Tuesday, June 22, 2010

A TAX ON ALL YOUR HOUSES

Today is the day of the emergency budget. The Chancellor, George Osborn, will announce cuts in public expenditure, as well as increases in indirect taxes such as VAT, alcohol and tobacco. To say that this will be an unpopular budget only states a commonplace of almost every budget, even in a good year.

Everybody knows, or should know by now, that this country is in a financial mess. We are carrying £180 billion of debt, and we all know that if we do not tackle it our children and grandchildren face an awful future as citizens of what was once a proud and successful nation; but will have been set upon the road of regression and impotency, where the likes of Portugal and Greece, rely upon stronger economies to continually bail them out.

The public sector unions have threatened to resurrect the 1970s and bring chaos once more onto our streets. For those of you who were not around at the time, it had its appeal to young leftists like myself, who enjoyed seeing the proletariat with their boots pressing hard on the necks of a weakened management; and seeing managements from all sectors kowtow to this militancy. 'Red Robbo' in Birmingham and Arthur Scargill in South Yorkshire played their enthusiastic part in this country's humiliation culminating in a British government . . . .a British government; going cap in hand to the International Monetary Fund to bail us out.

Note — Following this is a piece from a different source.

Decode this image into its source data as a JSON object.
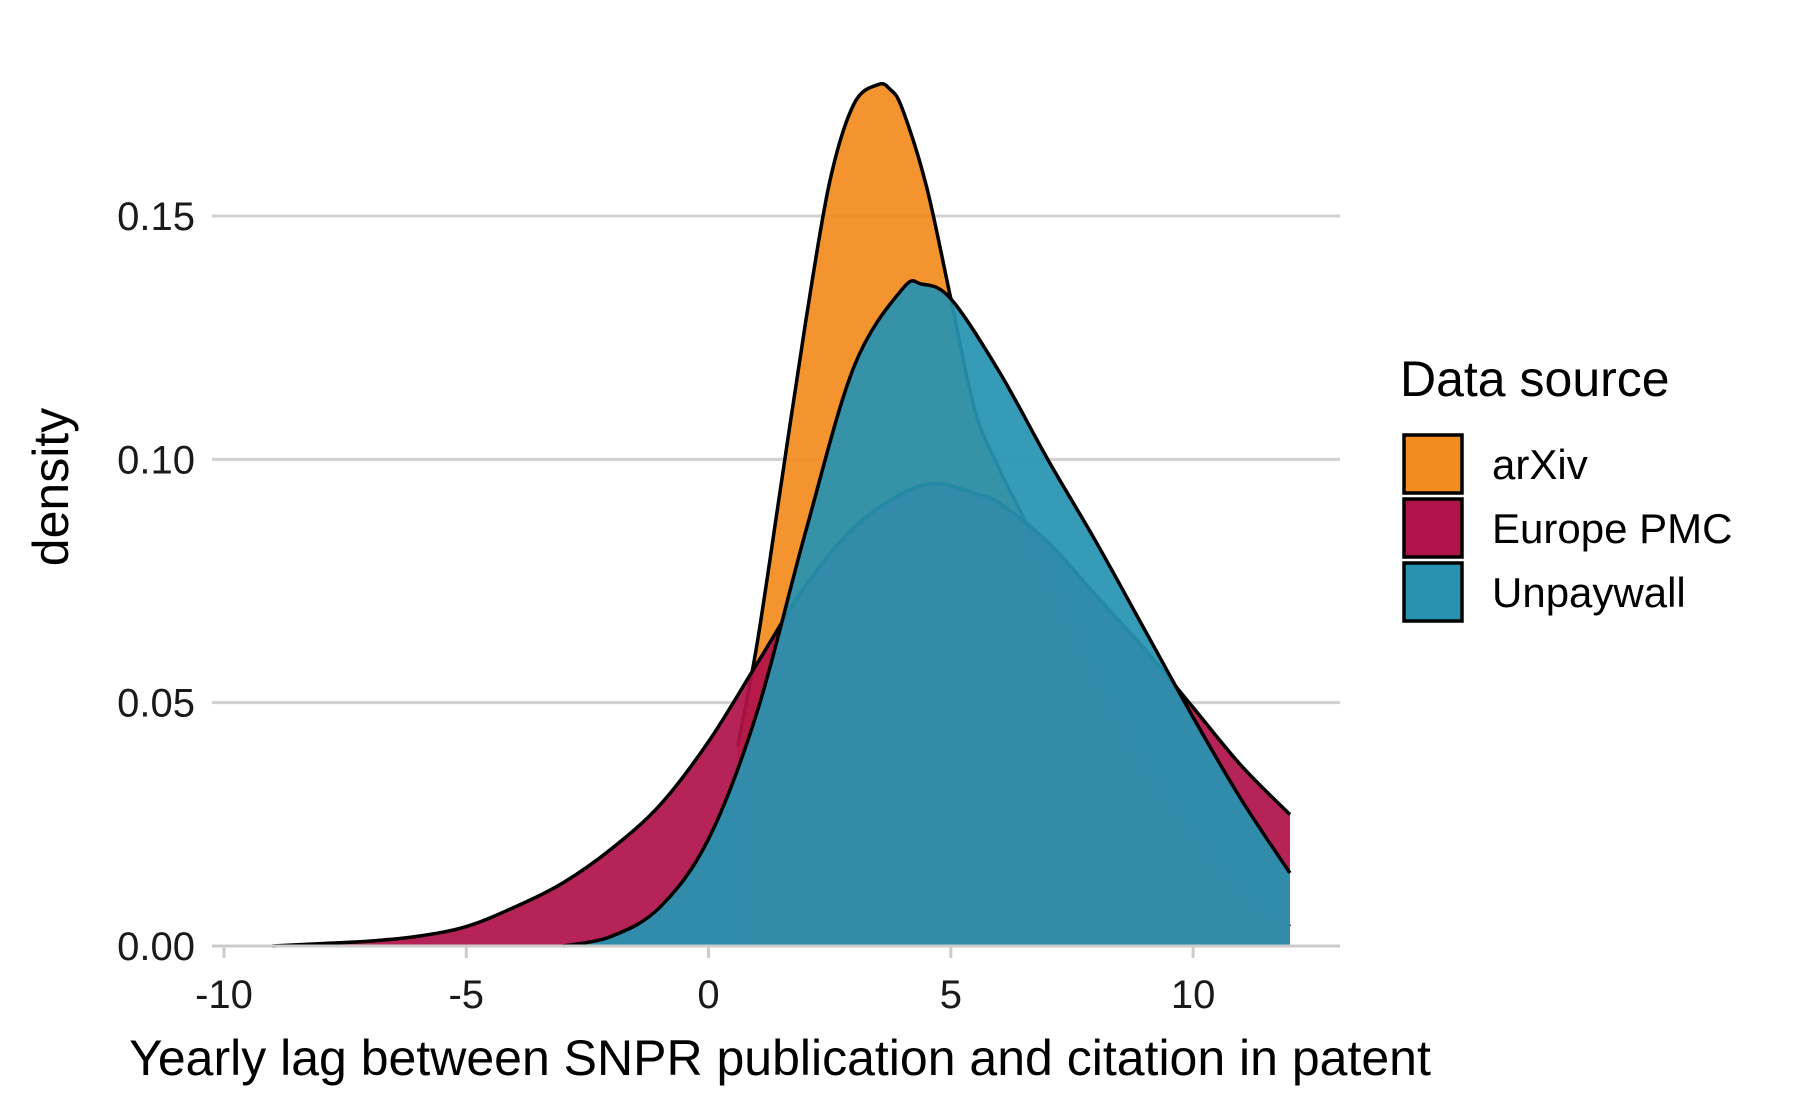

The unions then were politically motivated; they either wanted a Left-wing Labour government, or a more purer form of socialism unadulterated by democracy, known as Marxism. To these people the working class were merely a means to an end, and they nearly achieved that end. But British people declared that enough was enough by voting in, not only the first woman prime minister, but a Tory one at that. Margaret Thatcher brought in new industrial relation laws to bring union militancy into line, and she has never been forgiven to this day, for so doing. Yet she gave this country another chance to succeed in the world by binging in the tough measures George Osborn finds it necessary to replicate in today's budget.

If we chose to go once more the way of the 1970s, it will spell our end as an entrepreneurial nation for such talent will be driven abroad. If the changes needed to lower the deficit prove unacceptable to this nation then the consequences will be dire. If we cannot 'suck it up' as the Americans say, and make the sacrifices needed, the markets will respond in the appropriate fashion.

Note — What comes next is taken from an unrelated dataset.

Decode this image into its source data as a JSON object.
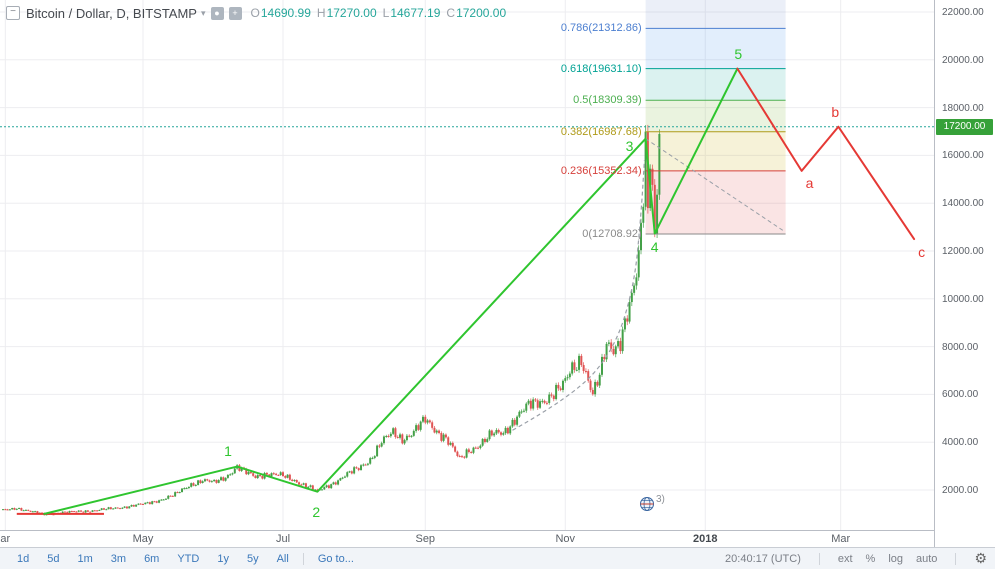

The public sector in this country suffers from clinical obesity. It is fed on taxpayers money, and figures announced last week suggested that a worker employed in the private sector works nine years longer over a lifetime than one working in the public sector. The public sector also has a jobs for life culture with a generous pension at the end.

The public sector needs culling, with the exceptions of the NHS, Education and Defence. This does not mean that these ring fenced services should not face job cuts; but only that they should be made selectively and prudently without effecting the performance of each sector.

The welfare state, once a safety net, has grown into a supermarket of benefits, many of which are stolen from the shelves by fraudsters. The first step should be to freeze all benefits with the exception of state pensions. Then a closer look should be taken at Incapacity Benefit. This is the benefit that politicians from all parties have allowed a claimant increase to occur in order to disguise the unemployment figures; thus to circumvent the greatest curse to befall any democratic government - unpopularity.

The argument has been made by this government's opponents that any reduction of the public debt should wait until next year, thus giving the recovery the chance to take root. The city seems to agree that by acting now on the deficit, the recovery may suffer somewhat, but by starting to trim the deficit now this country will show the rest of the world that we are serious, and that it is not mere political rhetoric, as seems to be the case in many parts of Europe.

We are at a crossroads: we can turn to the past out of anger, envy and resentment; or realise that the medicine has to be taken. Marx said that 'history repeats itself, first as tragedy then as farce'. I hope this does not prove to be the case in the coming weeks and months following this budget.